Der Nebenkläger der Mutter des verstorbenen Robert K. forderte lediglich eine Geldstrafe in angemessener Höhe. "Auch eine Haftstrafe bringt die Verstorbenen nicht mehr zurück", so seine Erklärung. Auch er teilt die Auffassung der Staatsanwaltschaft, den Führerschein einzubehalten. Die geforderte Zahlung an die Opferhilfe lehnte der Nebenkläger ab und forderte, das Geld an die Hinterbliebenen zu zahlen.
Der Nebenkläger der Mutter der verstorbenen Anna D. schloss sich den Forderungen der Staatsanwaltschaft an. Nur eine Geldstrafe sei nicht genug. Auch er forderte eine Zahlung an die Hinterbliebenen sowie eine Einbehaltung des Führerscheins für zwei Jahre.
"Aus meiner Sicht kann die Kausalität zwischen dem Unfall und der Alkoholisierung nicht belegt werden. Der Unfallsachverständige hat die wahrscheinlichste Möglichkeit gewählt. Aber auch die Mitfahrenden können den Fahrer beeinflusst haben", so der Anwalt von Alexander E. Der Auslöser, warum der Angeklagte ins Schleudern geriet, sei nicht bekannt. Zusätzlich forderte der Anwalt, dass der Führerschein bereits nach zehn Monaten zurückgegeben werden solle.

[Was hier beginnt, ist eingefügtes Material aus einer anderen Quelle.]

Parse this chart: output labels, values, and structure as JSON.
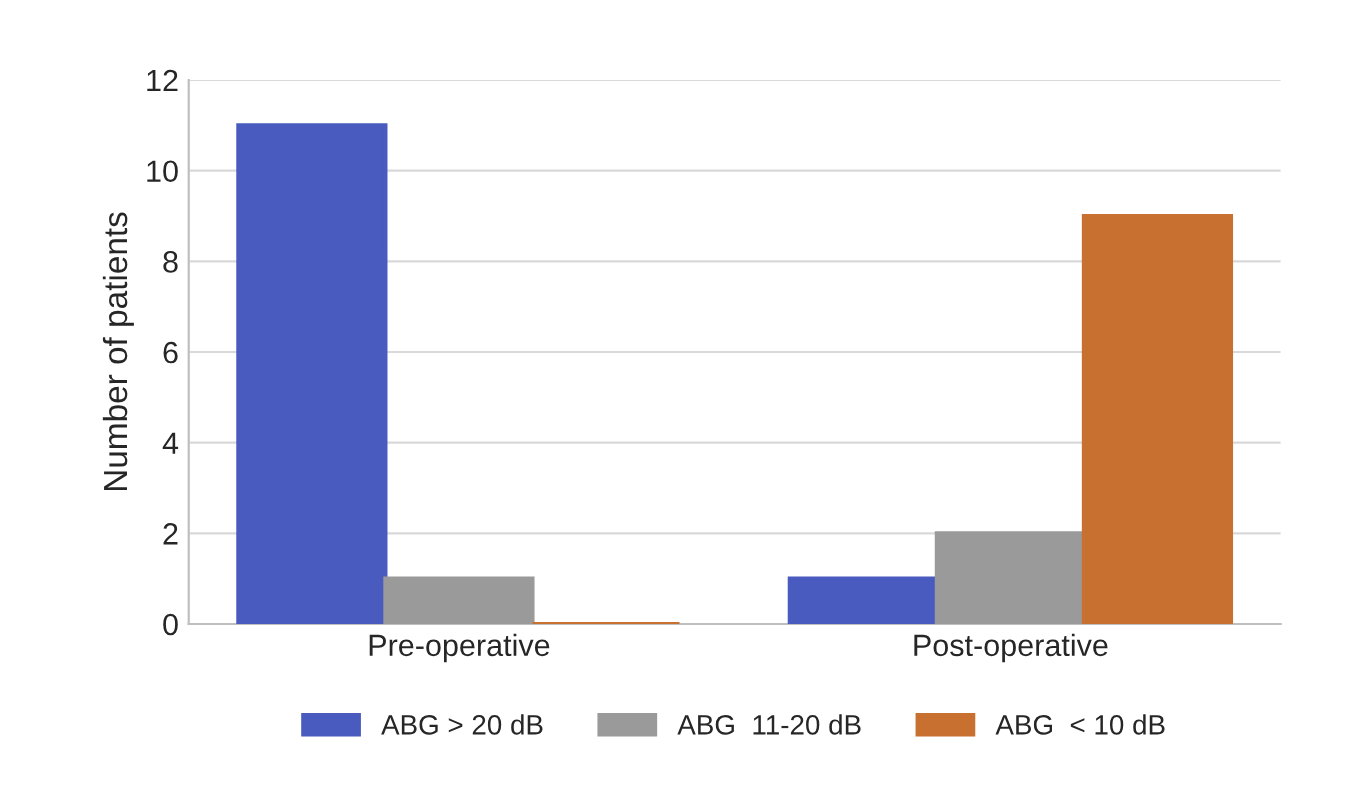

Alexander E. äußerte sich nicht.
Update13.15 Uhr: Urteilsverkündung:
Der 22-jährige Alexander E. wurde zu einer Freiheitsstrafe von einem Jahr und acht Monaten verurteilt. Sie wird zur Bewährung ausgesetzt. Außerdem muss er 1.500 Euro an die Familien der Opfer zahlen, sowie sämtliche Gerichtskosten übernehmen. Sein Führerschein wird für weitere 15 Monate einbehalten.